Maria Ruckdeschel and Michael Ruckdeschel v. People’s Trust Insurance Company: The insureds appealed a nonfinal order compelling them to pay the insurer’s contractor the policy deductible and to allow the contractor to make necessary repairs. The Fourth DCA reversed the trial court’s order and held that it granted injunctive relief to the insurer that was never supported by a corresponding pleading that requested such relief. Namely, because the insurer never filed a counterclaim to the insured’s complaint demanding the insured’s specific performance under the insurance contract pursuant to the “Preferred Contractor Endorsement,” the insurer was not entitled to the requested relief in its motion to compel. Thus, the trial court erred in granting the motion and entering its order.

Margaret Gregoire and Lesly Gregoire v. Citizens Property Insurance Corporation: The Fourth DCA denied the insurer’s motion for rehearing on the court’s order denying an award of attorneys’ fees because the insurer’s motion did not cite any contractual or statutory basis showing that it was entitled to an award for fees as the prevailing party. The Court of Appeal specifically cited to applicable statutes and the contractual language in the insurer’s release, highlighting that neither provide the insurer with a basis to request fees.

Winston Dias and Kathleen Dias v.
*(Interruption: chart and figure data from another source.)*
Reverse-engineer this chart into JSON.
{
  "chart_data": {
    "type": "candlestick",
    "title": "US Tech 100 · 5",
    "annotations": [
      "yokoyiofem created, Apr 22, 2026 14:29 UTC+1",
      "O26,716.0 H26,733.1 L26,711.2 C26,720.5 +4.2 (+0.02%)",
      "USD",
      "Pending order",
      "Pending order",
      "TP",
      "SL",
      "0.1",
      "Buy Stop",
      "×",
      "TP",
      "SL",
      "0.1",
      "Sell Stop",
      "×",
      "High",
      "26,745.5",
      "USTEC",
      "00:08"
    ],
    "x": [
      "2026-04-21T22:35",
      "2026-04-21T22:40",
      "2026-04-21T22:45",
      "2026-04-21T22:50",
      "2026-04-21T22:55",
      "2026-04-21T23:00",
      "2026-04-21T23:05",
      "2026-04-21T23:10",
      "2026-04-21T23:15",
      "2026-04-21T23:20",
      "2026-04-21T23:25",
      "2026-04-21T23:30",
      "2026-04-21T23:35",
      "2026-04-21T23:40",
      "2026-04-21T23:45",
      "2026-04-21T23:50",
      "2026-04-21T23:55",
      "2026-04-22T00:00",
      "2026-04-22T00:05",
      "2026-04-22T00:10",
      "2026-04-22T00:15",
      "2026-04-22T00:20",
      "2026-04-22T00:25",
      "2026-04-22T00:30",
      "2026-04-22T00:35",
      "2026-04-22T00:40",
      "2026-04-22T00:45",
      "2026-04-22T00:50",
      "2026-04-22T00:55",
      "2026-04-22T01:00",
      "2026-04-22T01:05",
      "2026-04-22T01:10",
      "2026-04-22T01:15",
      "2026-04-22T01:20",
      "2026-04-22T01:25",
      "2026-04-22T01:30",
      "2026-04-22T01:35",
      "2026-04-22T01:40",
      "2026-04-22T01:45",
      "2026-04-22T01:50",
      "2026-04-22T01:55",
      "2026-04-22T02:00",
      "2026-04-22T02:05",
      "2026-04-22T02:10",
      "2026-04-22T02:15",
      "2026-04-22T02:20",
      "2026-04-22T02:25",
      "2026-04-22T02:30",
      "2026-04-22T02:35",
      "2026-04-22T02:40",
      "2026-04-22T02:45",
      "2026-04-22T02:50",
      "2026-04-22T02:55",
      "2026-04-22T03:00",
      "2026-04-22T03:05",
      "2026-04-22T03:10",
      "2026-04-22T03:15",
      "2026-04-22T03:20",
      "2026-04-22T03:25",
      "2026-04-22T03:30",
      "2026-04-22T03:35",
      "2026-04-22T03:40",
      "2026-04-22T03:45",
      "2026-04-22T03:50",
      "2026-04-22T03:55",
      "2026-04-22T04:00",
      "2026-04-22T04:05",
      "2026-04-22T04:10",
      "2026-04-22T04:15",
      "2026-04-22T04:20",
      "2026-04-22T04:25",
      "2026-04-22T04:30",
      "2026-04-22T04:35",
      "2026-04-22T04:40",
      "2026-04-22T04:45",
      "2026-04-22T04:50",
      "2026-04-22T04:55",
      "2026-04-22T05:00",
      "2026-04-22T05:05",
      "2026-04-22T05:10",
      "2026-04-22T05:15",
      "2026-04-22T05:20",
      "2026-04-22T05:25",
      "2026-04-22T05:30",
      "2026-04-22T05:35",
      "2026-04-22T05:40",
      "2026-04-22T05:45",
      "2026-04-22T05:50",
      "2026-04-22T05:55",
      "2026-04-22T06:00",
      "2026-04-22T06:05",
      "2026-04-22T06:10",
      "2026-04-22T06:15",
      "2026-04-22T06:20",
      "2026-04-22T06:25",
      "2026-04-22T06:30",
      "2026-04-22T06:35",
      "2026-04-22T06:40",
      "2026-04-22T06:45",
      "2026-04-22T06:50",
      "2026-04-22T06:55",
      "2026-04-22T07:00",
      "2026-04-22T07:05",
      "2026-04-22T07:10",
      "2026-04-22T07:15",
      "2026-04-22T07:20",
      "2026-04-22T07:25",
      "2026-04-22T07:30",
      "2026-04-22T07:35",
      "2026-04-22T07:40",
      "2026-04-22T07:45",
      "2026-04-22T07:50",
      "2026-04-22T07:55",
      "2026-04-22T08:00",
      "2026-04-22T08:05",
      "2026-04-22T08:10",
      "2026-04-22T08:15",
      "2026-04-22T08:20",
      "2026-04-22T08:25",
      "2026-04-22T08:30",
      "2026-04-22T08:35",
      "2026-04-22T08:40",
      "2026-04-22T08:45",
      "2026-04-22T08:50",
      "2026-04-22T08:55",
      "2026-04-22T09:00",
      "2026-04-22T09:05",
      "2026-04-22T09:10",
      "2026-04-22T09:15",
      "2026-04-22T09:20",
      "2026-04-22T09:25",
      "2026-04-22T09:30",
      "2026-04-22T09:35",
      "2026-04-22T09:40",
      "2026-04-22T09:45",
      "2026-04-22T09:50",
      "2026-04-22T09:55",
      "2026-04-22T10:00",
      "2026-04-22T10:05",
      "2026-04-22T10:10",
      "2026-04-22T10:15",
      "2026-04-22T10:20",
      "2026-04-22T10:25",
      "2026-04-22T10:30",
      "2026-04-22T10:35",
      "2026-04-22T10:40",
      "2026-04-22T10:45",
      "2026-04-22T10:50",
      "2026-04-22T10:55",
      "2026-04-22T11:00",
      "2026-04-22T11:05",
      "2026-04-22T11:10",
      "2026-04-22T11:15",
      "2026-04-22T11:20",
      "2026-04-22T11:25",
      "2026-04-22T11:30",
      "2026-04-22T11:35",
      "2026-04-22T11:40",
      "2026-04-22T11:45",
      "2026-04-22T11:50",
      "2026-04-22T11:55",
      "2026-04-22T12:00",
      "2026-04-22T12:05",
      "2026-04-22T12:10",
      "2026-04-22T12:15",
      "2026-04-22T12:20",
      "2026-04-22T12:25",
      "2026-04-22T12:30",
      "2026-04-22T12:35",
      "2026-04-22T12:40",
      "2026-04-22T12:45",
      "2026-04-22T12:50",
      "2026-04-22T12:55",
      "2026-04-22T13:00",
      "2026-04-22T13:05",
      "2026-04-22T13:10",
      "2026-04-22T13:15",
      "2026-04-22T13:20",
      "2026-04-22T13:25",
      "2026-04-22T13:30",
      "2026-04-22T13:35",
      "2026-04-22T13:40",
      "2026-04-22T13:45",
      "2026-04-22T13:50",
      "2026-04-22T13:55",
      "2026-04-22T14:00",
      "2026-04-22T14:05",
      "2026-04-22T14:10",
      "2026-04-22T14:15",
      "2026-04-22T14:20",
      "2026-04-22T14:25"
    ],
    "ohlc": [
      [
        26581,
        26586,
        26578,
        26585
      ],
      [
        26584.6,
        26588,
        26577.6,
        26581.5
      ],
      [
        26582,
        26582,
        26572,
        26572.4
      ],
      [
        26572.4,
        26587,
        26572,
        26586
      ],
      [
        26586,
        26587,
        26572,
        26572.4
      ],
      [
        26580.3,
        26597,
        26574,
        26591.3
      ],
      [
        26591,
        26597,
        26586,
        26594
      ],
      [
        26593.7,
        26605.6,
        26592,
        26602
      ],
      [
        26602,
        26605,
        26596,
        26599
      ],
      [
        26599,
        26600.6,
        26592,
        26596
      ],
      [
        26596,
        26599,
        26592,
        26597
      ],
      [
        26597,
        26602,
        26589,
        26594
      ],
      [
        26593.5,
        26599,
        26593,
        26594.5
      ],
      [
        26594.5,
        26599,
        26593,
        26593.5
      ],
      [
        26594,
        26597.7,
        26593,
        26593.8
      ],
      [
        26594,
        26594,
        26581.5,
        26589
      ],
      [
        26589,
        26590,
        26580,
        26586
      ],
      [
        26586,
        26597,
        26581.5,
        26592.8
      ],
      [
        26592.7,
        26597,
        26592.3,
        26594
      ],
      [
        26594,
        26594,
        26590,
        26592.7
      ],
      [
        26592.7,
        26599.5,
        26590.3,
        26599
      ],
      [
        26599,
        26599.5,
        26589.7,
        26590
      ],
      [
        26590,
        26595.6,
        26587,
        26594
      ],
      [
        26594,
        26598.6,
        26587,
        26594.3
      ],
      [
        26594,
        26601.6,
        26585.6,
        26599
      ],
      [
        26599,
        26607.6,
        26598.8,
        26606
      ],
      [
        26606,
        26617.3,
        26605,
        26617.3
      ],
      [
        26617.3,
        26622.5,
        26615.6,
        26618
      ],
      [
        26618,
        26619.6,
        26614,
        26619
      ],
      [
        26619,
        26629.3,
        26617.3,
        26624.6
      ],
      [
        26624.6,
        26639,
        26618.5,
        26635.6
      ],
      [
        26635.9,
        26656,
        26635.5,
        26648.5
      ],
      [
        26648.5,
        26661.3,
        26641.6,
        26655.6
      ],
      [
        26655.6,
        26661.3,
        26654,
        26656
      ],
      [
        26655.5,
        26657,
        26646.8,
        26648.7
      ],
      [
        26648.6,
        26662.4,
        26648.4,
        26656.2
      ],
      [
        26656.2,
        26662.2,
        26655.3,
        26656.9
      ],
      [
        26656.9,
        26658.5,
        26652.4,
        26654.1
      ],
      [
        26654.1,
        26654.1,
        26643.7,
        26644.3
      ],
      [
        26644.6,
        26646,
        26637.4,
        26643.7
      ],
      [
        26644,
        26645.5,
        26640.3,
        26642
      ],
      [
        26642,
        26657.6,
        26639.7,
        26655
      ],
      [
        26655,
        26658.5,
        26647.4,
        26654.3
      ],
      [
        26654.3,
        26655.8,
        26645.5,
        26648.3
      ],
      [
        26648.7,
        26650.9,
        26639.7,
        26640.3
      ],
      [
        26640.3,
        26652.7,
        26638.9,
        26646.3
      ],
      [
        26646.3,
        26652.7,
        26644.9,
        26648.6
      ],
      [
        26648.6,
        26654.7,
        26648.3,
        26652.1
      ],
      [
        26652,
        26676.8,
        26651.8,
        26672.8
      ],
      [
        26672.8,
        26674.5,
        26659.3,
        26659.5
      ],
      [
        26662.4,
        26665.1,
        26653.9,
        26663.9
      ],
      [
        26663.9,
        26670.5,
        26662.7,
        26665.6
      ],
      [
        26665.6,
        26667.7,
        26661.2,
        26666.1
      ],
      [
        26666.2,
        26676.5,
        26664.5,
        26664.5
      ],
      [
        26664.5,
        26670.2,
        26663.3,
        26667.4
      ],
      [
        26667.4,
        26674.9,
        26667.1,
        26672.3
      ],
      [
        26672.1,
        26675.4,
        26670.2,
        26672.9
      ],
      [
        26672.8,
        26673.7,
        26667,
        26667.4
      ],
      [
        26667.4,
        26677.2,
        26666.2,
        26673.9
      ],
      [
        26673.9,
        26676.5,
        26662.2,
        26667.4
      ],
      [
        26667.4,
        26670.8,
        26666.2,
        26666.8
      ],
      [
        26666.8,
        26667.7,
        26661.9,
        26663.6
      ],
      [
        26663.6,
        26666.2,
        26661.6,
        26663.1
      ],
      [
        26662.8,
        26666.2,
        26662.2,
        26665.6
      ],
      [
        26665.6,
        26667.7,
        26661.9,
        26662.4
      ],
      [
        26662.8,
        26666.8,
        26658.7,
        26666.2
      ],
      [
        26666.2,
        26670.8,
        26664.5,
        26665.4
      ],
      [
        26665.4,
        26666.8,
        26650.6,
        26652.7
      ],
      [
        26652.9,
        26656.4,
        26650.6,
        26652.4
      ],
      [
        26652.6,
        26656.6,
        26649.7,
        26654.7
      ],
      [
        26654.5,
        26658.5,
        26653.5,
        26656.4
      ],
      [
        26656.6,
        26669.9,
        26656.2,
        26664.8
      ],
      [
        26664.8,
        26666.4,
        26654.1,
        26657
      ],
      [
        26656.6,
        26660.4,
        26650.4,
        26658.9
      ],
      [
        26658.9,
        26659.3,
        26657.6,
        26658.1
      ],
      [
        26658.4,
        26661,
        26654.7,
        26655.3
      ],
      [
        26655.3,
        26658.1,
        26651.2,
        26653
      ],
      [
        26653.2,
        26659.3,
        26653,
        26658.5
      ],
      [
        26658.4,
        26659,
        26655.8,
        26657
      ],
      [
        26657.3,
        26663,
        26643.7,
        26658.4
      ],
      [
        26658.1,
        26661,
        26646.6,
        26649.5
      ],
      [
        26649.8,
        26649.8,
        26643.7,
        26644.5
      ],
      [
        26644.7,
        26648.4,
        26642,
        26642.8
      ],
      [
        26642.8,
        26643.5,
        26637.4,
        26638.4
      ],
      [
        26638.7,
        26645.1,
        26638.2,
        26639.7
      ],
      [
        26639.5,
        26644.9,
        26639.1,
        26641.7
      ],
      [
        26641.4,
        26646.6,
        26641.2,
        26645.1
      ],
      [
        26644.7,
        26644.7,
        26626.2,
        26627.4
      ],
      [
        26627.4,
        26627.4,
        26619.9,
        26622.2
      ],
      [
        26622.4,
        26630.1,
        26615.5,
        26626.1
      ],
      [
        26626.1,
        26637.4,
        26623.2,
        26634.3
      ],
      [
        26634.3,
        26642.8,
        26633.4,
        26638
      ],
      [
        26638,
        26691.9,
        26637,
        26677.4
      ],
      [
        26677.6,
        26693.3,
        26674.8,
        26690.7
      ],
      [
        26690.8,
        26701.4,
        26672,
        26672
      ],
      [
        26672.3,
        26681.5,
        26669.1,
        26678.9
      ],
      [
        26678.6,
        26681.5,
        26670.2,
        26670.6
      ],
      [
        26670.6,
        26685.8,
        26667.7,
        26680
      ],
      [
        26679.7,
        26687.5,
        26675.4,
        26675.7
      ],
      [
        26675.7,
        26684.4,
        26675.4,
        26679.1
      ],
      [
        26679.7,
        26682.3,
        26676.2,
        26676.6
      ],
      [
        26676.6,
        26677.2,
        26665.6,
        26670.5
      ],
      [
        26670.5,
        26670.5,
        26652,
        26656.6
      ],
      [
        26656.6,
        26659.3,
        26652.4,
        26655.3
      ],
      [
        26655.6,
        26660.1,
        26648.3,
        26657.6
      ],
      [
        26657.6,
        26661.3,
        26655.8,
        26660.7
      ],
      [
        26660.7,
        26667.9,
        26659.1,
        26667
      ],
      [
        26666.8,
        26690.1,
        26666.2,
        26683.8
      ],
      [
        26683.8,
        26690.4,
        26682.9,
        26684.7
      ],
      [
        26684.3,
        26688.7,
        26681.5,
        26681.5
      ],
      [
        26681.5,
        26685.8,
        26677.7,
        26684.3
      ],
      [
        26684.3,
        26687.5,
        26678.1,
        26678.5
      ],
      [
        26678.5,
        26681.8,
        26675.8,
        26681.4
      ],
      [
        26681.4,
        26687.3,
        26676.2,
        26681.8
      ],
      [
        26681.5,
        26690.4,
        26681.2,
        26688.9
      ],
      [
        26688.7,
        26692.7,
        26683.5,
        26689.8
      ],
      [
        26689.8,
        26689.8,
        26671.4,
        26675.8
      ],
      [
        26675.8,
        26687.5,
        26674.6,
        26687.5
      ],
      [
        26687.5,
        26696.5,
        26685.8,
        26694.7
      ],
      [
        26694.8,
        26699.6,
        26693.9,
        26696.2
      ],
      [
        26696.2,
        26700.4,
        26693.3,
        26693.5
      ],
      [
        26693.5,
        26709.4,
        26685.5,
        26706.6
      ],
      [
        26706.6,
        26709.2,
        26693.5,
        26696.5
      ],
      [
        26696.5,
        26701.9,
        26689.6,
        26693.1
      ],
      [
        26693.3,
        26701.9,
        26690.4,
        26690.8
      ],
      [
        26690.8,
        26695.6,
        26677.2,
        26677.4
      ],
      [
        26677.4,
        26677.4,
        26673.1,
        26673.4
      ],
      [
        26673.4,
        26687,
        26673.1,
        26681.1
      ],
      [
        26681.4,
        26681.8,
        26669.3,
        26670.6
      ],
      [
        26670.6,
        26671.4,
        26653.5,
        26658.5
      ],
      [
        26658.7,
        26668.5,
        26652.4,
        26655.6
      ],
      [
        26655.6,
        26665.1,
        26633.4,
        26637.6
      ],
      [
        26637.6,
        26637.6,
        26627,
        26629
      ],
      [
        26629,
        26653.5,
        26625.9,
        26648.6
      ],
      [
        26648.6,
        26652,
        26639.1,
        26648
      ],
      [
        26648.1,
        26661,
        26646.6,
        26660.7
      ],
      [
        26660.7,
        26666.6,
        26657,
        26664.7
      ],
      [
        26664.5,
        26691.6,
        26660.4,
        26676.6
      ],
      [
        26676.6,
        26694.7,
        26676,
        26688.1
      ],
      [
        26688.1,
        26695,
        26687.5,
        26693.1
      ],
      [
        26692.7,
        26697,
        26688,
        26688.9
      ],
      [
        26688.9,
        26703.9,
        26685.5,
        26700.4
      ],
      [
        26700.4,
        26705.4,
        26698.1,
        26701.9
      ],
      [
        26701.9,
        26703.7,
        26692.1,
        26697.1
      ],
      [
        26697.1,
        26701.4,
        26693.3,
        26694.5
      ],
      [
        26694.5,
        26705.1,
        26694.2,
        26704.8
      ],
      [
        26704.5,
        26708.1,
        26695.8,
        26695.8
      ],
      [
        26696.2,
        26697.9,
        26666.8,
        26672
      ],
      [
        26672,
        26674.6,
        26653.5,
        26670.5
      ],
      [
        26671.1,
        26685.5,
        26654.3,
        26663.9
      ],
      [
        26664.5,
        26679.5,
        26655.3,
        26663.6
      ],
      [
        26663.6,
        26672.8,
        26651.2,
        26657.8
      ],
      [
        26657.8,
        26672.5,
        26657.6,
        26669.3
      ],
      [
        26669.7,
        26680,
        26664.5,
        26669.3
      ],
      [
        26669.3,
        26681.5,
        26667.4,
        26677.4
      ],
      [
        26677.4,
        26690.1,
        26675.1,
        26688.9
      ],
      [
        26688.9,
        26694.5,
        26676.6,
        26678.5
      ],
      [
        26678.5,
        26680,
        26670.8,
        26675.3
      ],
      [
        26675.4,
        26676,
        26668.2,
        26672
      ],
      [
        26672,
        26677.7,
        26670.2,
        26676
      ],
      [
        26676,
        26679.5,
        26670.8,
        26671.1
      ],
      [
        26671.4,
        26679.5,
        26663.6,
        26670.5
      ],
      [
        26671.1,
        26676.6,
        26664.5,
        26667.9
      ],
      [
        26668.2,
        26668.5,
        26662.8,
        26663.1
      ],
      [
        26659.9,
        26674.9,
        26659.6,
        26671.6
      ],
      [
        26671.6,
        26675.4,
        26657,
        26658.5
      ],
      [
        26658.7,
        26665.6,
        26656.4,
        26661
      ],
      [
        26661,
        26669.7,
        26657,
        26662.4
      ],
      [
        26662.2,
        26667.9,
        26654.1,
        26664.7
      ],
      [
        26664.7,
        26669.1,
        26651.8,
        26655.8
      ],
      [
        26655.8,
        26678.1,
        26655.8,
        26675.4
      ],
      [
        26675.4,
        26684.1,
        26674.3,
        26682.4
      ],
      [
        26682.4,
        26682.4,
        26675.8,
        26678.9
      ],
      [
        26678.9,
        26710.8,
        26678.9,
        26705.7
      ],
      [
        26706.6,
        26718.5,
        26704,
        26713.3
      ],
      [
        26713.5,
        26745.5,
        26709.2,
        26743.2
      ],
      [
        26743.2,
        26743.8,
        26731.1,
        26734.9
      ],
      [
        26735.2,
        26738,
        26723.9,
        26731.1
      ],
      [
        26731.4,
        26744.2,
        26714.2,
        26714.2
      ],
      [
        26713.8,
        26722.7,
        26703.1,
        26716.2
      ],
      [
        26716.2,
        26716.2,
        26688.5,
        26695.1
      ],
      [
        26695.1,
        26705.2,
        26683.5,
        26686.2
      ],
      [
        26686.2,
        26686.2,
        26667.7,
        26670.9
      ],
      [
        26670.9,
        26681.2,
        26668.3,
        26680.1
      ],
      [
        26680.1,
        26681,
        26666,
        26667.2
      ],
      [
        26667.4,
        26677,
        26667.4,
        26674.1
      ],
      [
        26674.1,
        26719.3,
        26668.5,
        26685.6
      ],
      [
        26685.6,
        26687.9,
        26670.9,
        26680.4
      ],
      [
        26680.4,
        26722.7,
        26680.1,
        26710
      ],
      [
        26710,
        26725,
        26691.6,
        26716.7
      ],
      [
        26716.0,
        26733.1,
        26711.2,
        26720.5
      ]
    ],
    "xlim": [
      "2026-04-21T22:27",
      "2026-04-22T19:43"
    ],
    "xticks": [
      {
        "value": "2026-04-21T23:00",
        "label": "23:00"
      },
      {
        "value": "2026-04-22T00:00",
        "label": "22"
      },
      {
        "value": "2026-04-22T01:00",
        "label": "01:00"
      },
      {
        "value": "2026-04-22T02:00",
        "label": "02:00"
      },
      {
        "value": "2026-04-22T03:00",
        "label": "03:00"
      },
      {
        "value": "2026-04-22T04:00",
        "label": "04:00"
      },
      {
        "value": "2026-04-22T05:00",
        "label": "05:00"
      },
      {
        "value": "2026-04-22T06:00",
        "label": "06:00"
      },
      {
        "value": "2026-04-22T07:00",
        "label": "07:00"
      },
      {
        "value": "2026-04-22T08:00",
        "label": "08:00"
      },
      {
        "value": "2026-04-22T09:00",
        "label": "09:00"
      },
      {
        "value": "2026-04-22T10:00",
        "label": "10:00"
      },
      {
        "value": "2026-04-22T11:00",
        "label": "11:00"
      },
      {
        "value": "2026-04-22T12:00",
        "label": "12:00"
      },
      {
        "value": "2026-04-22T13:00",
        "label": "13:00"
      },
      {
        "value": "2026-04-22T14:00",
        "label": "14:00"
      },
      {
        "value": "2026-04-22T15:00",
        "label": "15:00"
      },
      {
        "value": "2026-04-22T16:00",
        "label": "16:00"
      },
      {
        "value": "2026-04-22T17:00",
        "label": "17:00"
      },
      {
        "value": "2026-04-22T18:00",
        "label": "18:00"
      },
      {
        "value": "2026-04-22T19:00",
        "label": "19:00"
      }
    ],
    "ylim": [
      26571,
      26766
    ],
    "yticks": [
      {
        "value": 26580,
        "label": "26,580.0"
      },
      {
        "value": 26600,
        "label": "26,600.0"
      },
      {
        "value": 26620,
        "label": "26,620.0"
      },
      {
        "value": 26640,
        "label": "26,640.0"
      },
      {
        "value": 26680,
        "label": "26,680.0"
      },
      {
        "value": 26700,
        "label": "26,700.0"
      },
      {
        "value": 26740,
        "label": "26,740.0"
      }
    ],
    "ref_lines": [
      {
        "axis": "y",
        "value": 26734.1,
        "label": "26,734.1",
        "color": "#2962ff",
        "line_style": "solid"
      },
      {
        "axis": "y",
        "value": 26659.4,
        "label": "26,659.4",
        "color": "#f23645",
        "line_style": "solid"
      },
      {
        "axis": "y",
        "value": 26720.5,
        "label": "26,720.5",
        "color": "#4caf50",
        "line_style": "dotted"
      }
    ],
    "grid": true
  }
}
Universal Property and Casualty Insurance Company: The Fourth DCA reversed the trial court’s entry of summary judgment for the insurer that dismissed the claim for relief because a genuine issue of material fact existed as to whether the insurer was prejudiced by the insured’s failure to comply with post-loss obligations within the time period provided in the policy. Specifically, the Court of Appeal noted that an insured can rebut the presumption of prejudice against the insurer that attaches when an insured fails to comply with post-loss obligations. It held that the record below contained evidence presented by the insured that allegedly rebutted the presumption of prejudice, and therefore, a genuine issue of material fact existed regarding the existence of prejudice against the insurer. Accordingly, the trial court erred in granting summary judgment.